Tipped by Mozart as Haydn’s heir, Ignace Pleyel is better known today for his family company’s pianos than his music. So, asks Nick Forton, what happened?
Had you been around in the Paris of 1840 and the name of Pleyel come up in conversation, the reaction might have been: ‘Mais oui. Les pianos merveilleux fabriqués ici par le célèbre Monsieur Camille Pleyel.’ Your neighbour might have elaborated and told you that said Pleyel was the preferred piano manufacturer of the famous pianist and composer Monsieur Frédéric Chopin, no less.
But 40 years earlier, if you had been in Paris – or anywhere else in Europe – the name of Pleyel would have elicited a different reaction: ‘Ah oui – mais tout le monde connais Monsieur Ignace Pleyel, le célèbre compositeur.’ Indeed, everyone did know Ignace Pleyel, the famous composer. It is hard to comprehend today that Ignaz Joseph Pleyel (1757-1831) should once have been the most famous and prolific composer of his time. François-Joseph Fétis, an influential 19th-century music critic, wrote, ‘What composer ever created more of a craze than Pleyel? Who enjoyed a more universal reputation or a more absolute domination of the field of instrumental music?
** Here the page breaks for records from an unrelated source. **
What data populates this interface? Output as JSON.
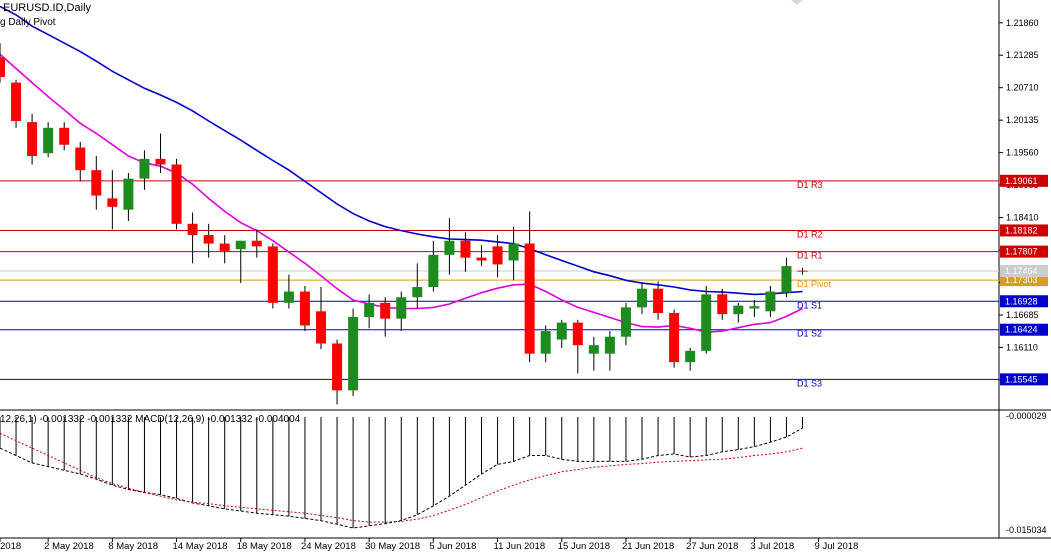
{
  "chart_data": {
    "type": "candlestick",
    "symbol_label": "EURUSD.ID,Daily",
    "indicator_label": "g Daily Pivot",
    "price_axis": {
      "min": 1.1502,
      "max": 1.2221,
      "ticks": [
        "1.21860",
        "1.21285",
        "1.20710",
        "1.20135",
        "1.19560",
        "1.18985",
        "1.18410",
        "1.17835",
        "1.17260",
        "1.16685",
        "1.16110",
        "1.15535"
      ]
    },
    "date_ticks": [
      {
        "label": "2018",
        "index": 0
      },
      {
        "label": "2 May 2018",
        "index": 3
      },
      {
        "label": "8 May 2018",
        "index": 7
      },
      {
        "label": "14 May 2018",
        "index": 11
      },
      {
        "label": "18 May 2018",
        "index": 15
      },
      {
        "label": "24 May 2018",
        "index": 19
      },
      {
        "label": "30 May 2018",
        "index": 23
      },
      {
        "label": "5 Jun 2018",
        "index": 27
      },
      {
        "label": "11 Jun 2018",
        "index": 31
      },
      {
        "label": "15 Jun 2018",
        "index": 35
      },
      {
        "label": "21 Jun 2018",
        "index": 39
      },
      {
        "label": "27 Jun 2018",
        "index": 43
      },
      {
        "label": "3 Jul 2018",
        "index": 47
      },
      {
        "label": "9 Jul 2018",
        "index": 51
      }
    ],
    "candles": [
      {
        "o": 1.2125,
        "h": 1.215,
        "l": 1.208,
        "c": 1.209
      },
      {
        "o": 1.208,
        "h": 1.2085,
        "l": 1.2,
        "c": 1.2012
      },
      {
        "o": 1.201,
        "h": 1.2025,
        "l": 1.1935,
        "c": 1.195
      },
      {
        "o": 1.1955,
        "h": 1.201,
        "l": 1.1948,
        "c": 1.2
      },
      {
        "o": 1.2,
        "h": 1.201,
        "l": 1.196,
        "c": 1.197
      },
      {
        "o": 1.1965,
        "h": 1.1975,
        "l": 1.1905,
        "c": 1.1925
      },
      {
        "o": 1.1925,
        "h": 1.195,
        "l": 1.1855,
        "c": 1.188
      },
      {
        "o": 1.1875,
        "h": 1.1925,
        "l": 1.182,
        "c": 1.186
      },
      {
        "o": 1.1855,
        "h": 1.192,
        "l": 1.1835,
        "c": 1.191
      },
      {
        "o": 1.191,
        "h": 1.196,
        "l": 1.189,
        "c": 1.1945
      },
      {
        "o": 1.1945,
        "h": 1.199,
        "l": 1.192,
        "c": 1.1935
      },
      {
        "o": 1.1935,
        "h": 1.1945,
        "l": 1.182,
        "c": 1.183
      },
      {
        "o": 1.183,
        "h": 1.185,
        "l": 1.176,
        "c": 1.181
      },
      {
        "o": 1.181,
        "h": 1.183,
        "l": 1.177,
        "c": 1.1795
      },
      {
        "o": 1.1795,
        "h": 1.181,
        "l": 1.176,
        "c": 1.1782
      },
      {
        "o": 1.1785,
        "h": 1.18,
        "l": 1.1725,
        "c": 1.18
      },
      {
        "o": 1.18,
        "h": 1.182,
        "l": 1.177,
        "c": 1.179
      },
      {
        "o": 1.179,
        "h": 1.1795,
        "l": 1.168,
        "c": 1.169
      },
      {
        "o": 1.169,
        "h": 1.174,
        "l": 1.168,
        "c": 1.171
      },
      {
        "o": 1.171,
        "h": 1.172,
        "l": 1.164,
        "c": 1.165
      },
      {
        "o": 1.1675,
        "h": 1.1718,
        "l": 1.1608,
        "c": 1.1618
      },
      {
        "o": 1.1618,
        "h": 1.1625,
        "l": 1.151,
        "c": 1.1535
      },
      {
        "o": 1.1535,
        "h": 1.168,
        "l": 1.1525,
        "c": 1.1665
      },
      {
        "o": 1.1665,
        "h": 1.1705,
        "l": 1.1645,
        "c": 1.169
      },
      {
        "o": 1.169,
        "h": 1.17,
        "l": 1.163,
        "c": 1.1662
      },
      {
        "o": 1.1662,
        "h": 1.171,
        "l": 1.164,
        "c": 1.17
      },
      {
        "o": 1.17,
        "h": 1.176,
        "l": 1.168,
        "c": 1.1718
      },
      {
        "o": 1.1718,
        "h": 1.18,
        "l": 1.171,
        "c": 1.1775
      },
      {
        "o": 1.1775,
        "h": 1.184,
        "l": 1.174,
        "c": 1.18
      },
      {
        "o": 1.18,
        "h": 1.1815,
        "l": 1.1745,
        "c": 1.177
      },
      {
        "o": 1.177,
        "h": 1.1792,
        "l": 1.1755,
        "c": 1.1765
      },
      {
        "o": 1.179,
        "h": 1.181,
        "l": 1.1735,
        "c": 1.1758
      },
      {
        "o": 1.1765,
        "h": 1.1825,
        "l": 1.173,
        "c": 1.1795
      },
      {
        "o": 1.1795,
        "h": 1.1852,
        "l": 1.1585,
        "c": 1.16
      },
      {
        "o": 1.16,
        "h": 1.165,
        "l": 1.1585,
        "c": 1.164
      },
      {
        "o": 1.1625,
        "h": 1.166,
        "l": 1.161,
        "c": 1.1655
      },
      {
        "o": 1.1655,
        "h": 1.166,
        "l": 1.1565,
        "c": 1.1615
      },
      {
        "o": 1.16,
        "h": 1.163,
        "l": 1.157,
        "c": 1.1615
      },
      {
        "o": 1.16,
        "h": 1.164,
        "l": 1.157,
        "c": 1.163
      },
      {
        "o": 1.163,
        "h": 1.169,
        "l": 1.1615,
        "c": 1.1682
      },
      {
        "o": 1.1682,
        "h": 1.1725,
        "l": 1.167,
        "c": 1.1715
      },
      {
        "o": 1.1715,
        "h": 1.1728,
        "l": 1.166,
        "c": 1.1672
      },
      {
        "o": 1.1672,
        "h": 1.1678,
        "l": 1.1575,
        "c": 1.1585
      },
      {
        "o": 1.1585,
        "h": 1.161,
        "l": 1.157,
        "c": 1.1605
      },
      {
        "o": 1.1605,
        "h": 1.172,
        "l": 1.16,
        "c": 1.1705
      },
      {
        "o": 1.1705,
        "h": 1.1715,
        "l": 1.166,
        "c": 1.167
      },
      {
        "o": 1.167,
        "h": 1.169,
        "l": 1.1655,
        "c": 1.1685
      },
      {
        "o": 1.168,
        "h": 1.1695,
        "l": 1.1665,
        "c": 1.1684
      },
      {
        "o": 1.1675,
        "h": 1.172,
        "l": 1.1665,
        "c": 1.171
      },
      {
        "o": 1.1708,
        "h": 1.177,
        "l": 1.17,
        "c": 1.1755
      },
      {
        "o": 1.1747,
        "h": 1.1752,
        "l": 1.174,
        "c": 1.1746
      }
    ],
    "ma_slow": [
      1.2215,
      1.22,
      1.218,
      1.2165,
      1.215,
      1.2135,
      1.2118,
      1.21,
      1.2085,
      1.207,
      1.2058,
      1.2045,
      1.203,
      1.2012,
      1.1995,
      1.1978,
      1.196,
      1.1942,
      1.1925,
      1.1905,
      1.1885,
      1.1865,
      1.1848,
      1.1835,
      1.1825,
      1.1818,
      1.1812,
      1.1807,
      1.1803,
      1.1802,
      1.1801,
      1.1798,
      1.1795,
      1.1786,
      1.1775,
      1.1765,
      1.1755,
      1.1745,
      1.1738,
      1.173,
      1.1725,
      1.1722,
      1.1718,
      1.1713,
      1.171,
      1.1709,
      1.1707,
      1.1705,
      1.1706,
      1.1708,
      1.171
    ],
    "ma_fast": [
      1.213,
      1.2105,
      1.208,
      1.2055,
      1.2032,
      1.2008,
      1.199,
      1.197,
      1.195,
      1.1938,
      1.1932,
      1.192,
      1.19,
      1.1875,
      1.1852,
      1.1832,
      1.1818,
      1.18,
      1.178,
      1.176,
      1.1738,
      1.1715,
      1.1695,
      1.1688,
      1.1682,
      1.168,
      1.168,
      1.1682,
      1.1688,
      1.1698,
      1.1708,
      1.1716,
      1.1722,
      1.1723,
      1.171,
      1.1695,
      1.1682,
      1.1673,
      1.1664,
      1.1655,
      1.1648,
      1.1647,
      1.165,
      1.1645,
      1.1638,
      1.164,
      1.1646,
      1.1652,
      1.1655,
      1.1666,
      1.168
    ],
    "pivot_lines": [
      {
        "label": "D1 R3",
        "value": 1.19061,
        "value_label": "1.19061",
        "color": "#cc0000"
      },
      {
        "label": "D1 R2",
        "value": 1.18182,
        "value_label": "1.18182",
        "color": "#cc0000"
      },
      {
        "label": "D1 R1",
        "value": 1.17807,
        "value_label": "1.17807",
        "color": "#cc0000"
      },
      {
        "label": "D1 Pivot",
        "value": 1.17303,
        "value_label": "1.17303",
        "color": "#d4a017"
      },
      {
        "label": "D1 S1",
        "value": 1.16928,
        "value_label": "1.16928",
        "color": "#0000cc"
      },
      {
        "label": "D1 S2",
        "value": 1.16424,
        "value_label": "1.16424",
        "color": "#0000cc"
      },
      {
        "label": "D1 S3",
        "value": 1.15545,
        "value_label": "1.15545",
        "color": "#0000cc"
      }
    ],
    "current_price": {
      "value": 1.17464,
      "label": "1.17464"
    },
    "macd": {
      "label": "12,26,1) -0.001332 -0.001332 MACD(12,26,9) -0.001332 -0.004004",
      "axis_top": "-0.000029",
      "axis_bottom": "-0.015034",
      "min": -0.0152,
      "max": 0.0002,
      "main": [
        -0.004,
        -0.005,
        -0.006,
        -0.0065,
        -0.007,
        -0.0075,
        -0.0082,
        -0.009,
        -0.0096,
        -0.01,
        -0.0103,
        -0.0108,
        -0.0114,
        -0.0118,
        -0.0122,
        -0.0125,
        -0.0128,
        -0.013,
        -0.0132,
        -0.0135,
        -0.0138,
        -0.0143,
        -0.0148,
        -0.0145,
        -0.0142,
        -0.0138,
        -0.013,
        -0.0118,
        -0.0105,
        -0.009,
        -0.0075,
        -0.0062,
        -0.0058,
        -0.005,
        -0.005,
        -0.0055,
        -0.0058,
        -0.0058,
        -0.0058,
        -0.0058,
        -0.0055,
        -0.005,
        -0.0048,
        -0.0052,
        -0.005,
        -0.0045,
        -0.0042,
        -0.0038,
        -0.0032,
        -0.0025,
        -0.0013
      ],
      "signal": [
        -0.002,
        -0.003,
        -0.004,
        -0.005,
        -0.006,
        -0.007,
        -0.008,
        -0.0088,
        -0.0094,
        -0.01,
        -0.0105,
        -0.011,
        -0.0113,
        -0.0115,
        -0.0118,
        -0.012,
        -0.0122,
        -0.0124,
        -0.0126,
        -0.0128,
        -0.0131,
        -0.0134,
        -0.0138,
        -0.014,
        -0.014,
        -0.0139,
        -0.0136,
        -0.0131,
        -0.0124,
        -0.0116,
        -0.0107,
        -0.0098,
        -0.009,
        -0.0083,
        -0.0077,
        -0.0072,
        -0.0069,
        -0.0066,
        -0.0064,
        -0.0062,
        -0.0061,
        -0.0059,
        -0.0058,
        -0.0057,
        -0.0056,
        -0.0055,
        -0.0053,
        -0.005,
        -0.0048,
        -0.0045,
        -0.004
      ]
    },
    "colors": {
      "bull": "#1e8b1e",
      "bear": "#ff0000",
      "ma_slow": "#0000cc",
      "ma_fast": "#dd00dd",
      "current": "#cccccc",
      "pivot_label": "#ff8c00"
    }
  }
}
Over more than 20 years, there was no amateur or professional musician who did not delight in his genius.’ The US musicologist Arthur Mendel agreed: ‘Pleyel’s compositions were so popular in Vienna, Paris, Berlin, Leipzig, London and the Netherlands that for a time there seemed to be no other composers besides him.’ His fame spread to the US. The town of Nantucket, Massachusetts – a whaling port – formed a Pleyel Society in 1822 ‘to chasten the taste of auditors’, announced a newspaper.